Security Considerations

When contributing code:

  • Input validation: Always validate and sanitize user input
  • Error handling: Handle errors appropriately without exposing sensitive information
  • Dependencies: Be cautious about adding new dependencies
  • Unsafe code: Minimize use of unsafe and document safety invariants thoroughly
  • Security issues: Report security vulnerabilities privately (see SECURITY.md)

Performance Considerations

For performance-critical code:

  • Profile before optimizing
  • Include benchmarks for performance improvements
  • Document performance characteristics
  • Consider memory usage and allocation patterns
  • Test with large datasets when relevant

Continuous Integration

Our CI pipeline checks:

  • ✓ All tests pass (cargo test --workspace)
  • ✓ Code formatting (cargo fmt --check)
  • ✓ Linting (cargo clippy -- -D warnings)
  • ✓ Documentation builds (cargo doc --workspace --no-deps)
  • ✓ Security audit (cargo audit)
  • ✓ Test coverage (target: >90%)

Ensure your changes pass all CI checks before requesting review.

Crate Publication Policy

The dsq project is organized as a workspace with multiple crates.
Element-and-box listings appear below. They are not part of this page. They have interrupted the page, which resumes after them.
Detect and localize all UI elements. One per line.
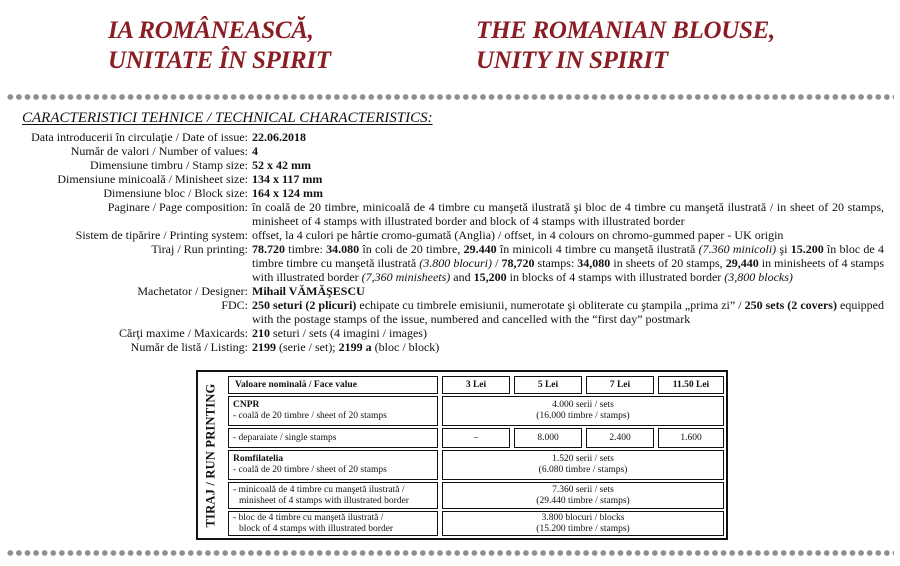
dotted-divider-bottom: [6, 549, 894, 557]
minisheet-label-line-2: minisheet of 4 stamps with illustrated border: [239, 496, 409, 506]
spec-label: FDC:: [221, 298, 248, 312]
spec-row: [0, 228, 900, 242]
run-printing-table: [196, 370, 728, 540]
technical-specs-list: [0, 130, 900, 354]
spec-value: 134 x 117 mm: [252, 172, 323, 186]
rom-value-line-2: (6.080 timbre / stamps): [538, 465, 628, 475]
spec-row: [0, 326, 900, 340]
mini-value-line-2: (29.440 timbre / stamps): [536, 495, 630, 506]
spec-row: [0, 186, 900, 200]
row-single-label: - deparaiate / single stamps: [228, 428, 438, 448]
row-minisheet-value: [442, 482, 724, 509]
spec-label: Tiraj / Run printing:: [151, 242, 248, 256]
minisheet-label-line-1: - minicoală de 4 timbre cu manşetă ilustrată /: [233, 485, 405, 495]
cnpr-value-line-2: (16.000 timbre / stamps): [536, 411, 630, 421]
spec-row: [0, 298, 900, 326]
spec-value: în coală de 20 timbre, minicoală de 4 timbre cu manşetă ilustrată şi bloc de 4 timbre cu manşetă ilustrată / in sheet of 20 stamps, minisheet of 4 stamps with illustrated border and block of 4 stamps with illustrated border: [252, 200, 884, 228]
spec-value: Mihail VĂMĂŞESCU: [252, 284, 365, 298]
rom-value-line-1: 1.520 serii / sets: [552, 454, 614, 464]
title-en-line-2: UNITY IN SPIRIT: [476, 47, 668, 74]
spec-label: Dimensiune timbru / Stamp size:: [90, 158, 248, 172]
row-cnpr-value: [442, 396, 724, 426]
spec-label: Data introducerii în circulaţie / Date of issue:: [31, 130, 248, 144]
spec-label: Machetator / Designer:: [137, 284, 248, 298]
single-7-lei: 2.400: [586, 428, 654, 448]
spec-row: [0, 144, 900, 158]
header-3-lei: 3 Lei: [442, 376, 510, 394]
spec-row: [0, 242, 900, 284]
title-ro-line-1: IA ROMÂNEASCĂ,: [108, 17, 314, 44]
row-minisheet-label: [228, 482, 438, 509]
title-en-line-1: THE ROMANIAN BLOUSE,: [476, 17, 775, 44]
spec-value: 250 seturi (2 plicuri) echipate cu timbrele emisiunii, numerotate şi obliterate cu ştampila „prima zi” / 250 sets (2 covers) equipped with the postage stamps of the issue, numbered and cancelled with the “first day” postmark: [252, 298, 884, 326]
title-ro-line-2: UNITATE ÎN SPIRIT: [108, 47, 331, 74]
row-block-label: [228, 511, 438, 536]
header-face-value: Valoare nominală / Face value: [228, 376, 438, 394]
spec-value: 22.06.2018: [252, 130, 306, 144]
dotted-divider-top: [6, 93, 894, 101]
spec-label: Număr de valori / Number of values:: [70, 144, 248, 158]
spec-value: 210 seturi / sets (4 imagini / images): [252, 326, 427, 340]
single-11-50-lei: 1.600: [658, 428, 724, 448]
cnpr-value-line-1: 4.000 serii / sets: [552, 400, 614, 410]
row-romfilatelia-value: [442, 450, 724, 480]
title-english: [476, 16, 775, 76]
spec-value: 164 x 124 mm: [252, 186, 323, 200]
spec-row: [0, 172, 900, 186]
cnpr-title: CNPR: [233, 400, 260, 410]
row-block-value: [442, 511, 724, 536]
spec-label: Număr de listă / Listing:: [130, 340, 248, 354]
spec-value: 78.720 timbre: 34.080 în coli de 20 timbre, 29.440 în minicoli 4 timbre cu manşetă ilustrată (7.360 minicoli) şi 15.200 în bloc de 4 timbre timbre cu manşetă ilustrată (3.800 blocuri) / 78,720 stamps: 34,080 in sheets of 20 stamps, 29,440 in minisheets of 4 stamps with illustrated border (7,360 minisheets) and 15,200 in blocks of 4 stamps with illustrated border (3,800 blocks): [252, 242, 885, 284]
row-romfilatelia-label: [228, 450, 438, 480]
title-romanian: [108, 16, 331, 76]
single-5-lei: 8.000: [514, 428, 582, 448]
block-label-line-1: - bloc de 4 timbre cu manşetă ilustrată /: [233, 513, 384, 523]
spec-row: [0, 340, 900, 354]
mini-value-line-1: 7.360 serii / sets: [552, 484, 614, 495]
spec-value: offset, la 4 culori pe hârtie cromo-gumată (Anglia) / offset, in 4 colours on chromo-gummed paper - UK origin: [252, 228, 784, 242]
spec-label: Paginare / Page composition:: [107, 200, 248, 214]
spec-row: [0, 284, 900, 298]
spec-row: [0, 130, 900, 144]
header-5-lei: 5 Lei: [514, 376, 582, 394]
spec-label: Sistem de tipărire / Printing system:: [75, 228, 248, 242]
spec-value: 52 x 42 mm: [252, 158, 311, 172]
block-value-line-1: 3.800 blocuri / blocks: [541, 512, 625, 523]
spec-value: 2199 (serie / set); 2199 a (bloc / block): [252, 340, 440, 354]
spec-value: 4: [252, 144, 258, 158]
single-3-lei: –: [442, 428, 510, 448]
cnpr-sheet-label: - coală de 20 timbre / sheet of 20 stamps: [233, 411, 387, 421]
block-label-line-2: block of 4 stamps with illustrated border: [239, 524, 394, 534]
romfilatelia-sheet-label: - coală de 20 timbre / sheet of 20 stamps: [233, 465, 387, 475]
table-side-label: TIRAJ / RUN PRINTING: [203, 383, 218, 527]
header-11-50-lei: 11.50 Lei: [658, 376, 724, 394]
block-value-line-2: (15.200 timbre / stamps): [536, 523, 630, 534]
spec-row: [0, 200, 900, 228]
header-7-lei: 7 Lei: [586, 376, 654, 394]
row-cnpr-label: [228, 396, 438, 426]
spec-label: Dimensiune minicoală / Minisheet size:: [57, 172, 248, 186]
spec-row: [0, 158, 900, 172]
section-title: CARACTERISTICI TEHNICE / TECHNICAL CHARACTERISTICS:: [22, 110, 433, 126]
spec-label: Dimensiune bloc / Block size:: [103, 186, 248, 200]
romfilatelia-title: Romfilatelia: [233, 454, 284, 464]
spec-label: Cărţi maxime / Maxicards:: [119, 326, 248, 340]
Our publication strategy:

Published Crates

The following crates are published to crates.io for public use:

  • dsq-core - Core data structures and types (public library)
  • dsq-shared - Shared utilities and types (public library)
  • dsq-parser - Query parsing (public library)
  • dsq-filter - Data filtering logic (public library)
  • dsq-functions - Built-in functions (public library)
  • dsq-formats - Format readers/writers (public library)
  • dsq-io - I/O operations (public library)
  • datasetq - Main CLI application (public binary)

Internal-Only Crates

The following crates have publish = false and are for internal use only:

  • dsq-cli - CLI-specific logic (internal, used by main datasetq crate)

For Contributors

When adding new workspace crates:

  1. Determine publication status: Decide if the crate should be public or internal
  2. Add publish = false to Cargo.toml for internal crates:
    [package]
    name = "my-internal-crate"
    publish = false  # Internal use only
  3. Document the decision: Update this section if adding a new crate
  4. Follow naming conventions: Public crates use dsq-* prefix, internal crates may vary

Versioning Strategy

  • All published crates follow semantic versioning (SemVer)
  • Workspace crates are versioned together for consistency
  • Breaking changes in any crate trigger a major version bump for all
  • See RELEASING.md for detailed versioning procedures

Regression Testing Policy

To maintain code quality and prevent bugs from reoccurring:

Requirements

Every bug fix MUST include a regression test.

When fixing a bug:

  1. Write a failing test that reproduces the bug
  2. Fix the bug in the codebase
  3. Verify the test passes with your fix
  4. Include the test in your pull request

Test Organization

Place regression tests in appropriate locations:

  • Unit-level bugs: Add test to the module where the bug was fixed
  • Integration-level bugs: Add test to tests/regression/ directory
  • CLI bugs: Add test using assert_cmd in tests/cli/

Regression Test Format

Mark regression tests clearly:

#[test]
fn test_issue_123_csv_header_parsing() {
    // Regression test for issue #123
    // Bug: CSV headers with spaces were incorrectly parsed
    // ...test implementation...
}

Benefits

This policy ensures:

  • Bugs don't resurface in future releases
  • Test coverage increases over time
  • Bug fixes are verified and documented
  • Contributors understand the fix's impact

Release Process

For maintainers releasing new versions:

  1. Update version numbers in all Cargo.toml files
  2. Update CHANGELOG.md with release notes
  3. Create a git tag for the version
  4. Publish crates to crates.io (skip internal crates)
  5. Create a GitHub release

See RELEASING.md for detailed release procedures.

Questions?

If you have questions about contributing:

  • Check the documentation in the docs/ directory
  • Look at existing code for examples
  • Ask in GitHub discussions
  • Open an issue for clarification

License

By contributing to dsq, you agree that your contributions will be licensed under the same license as the project (MIT OR Apache-2.0).


Thank you for contributing to dsq! Your efforts help make this project better for everyone.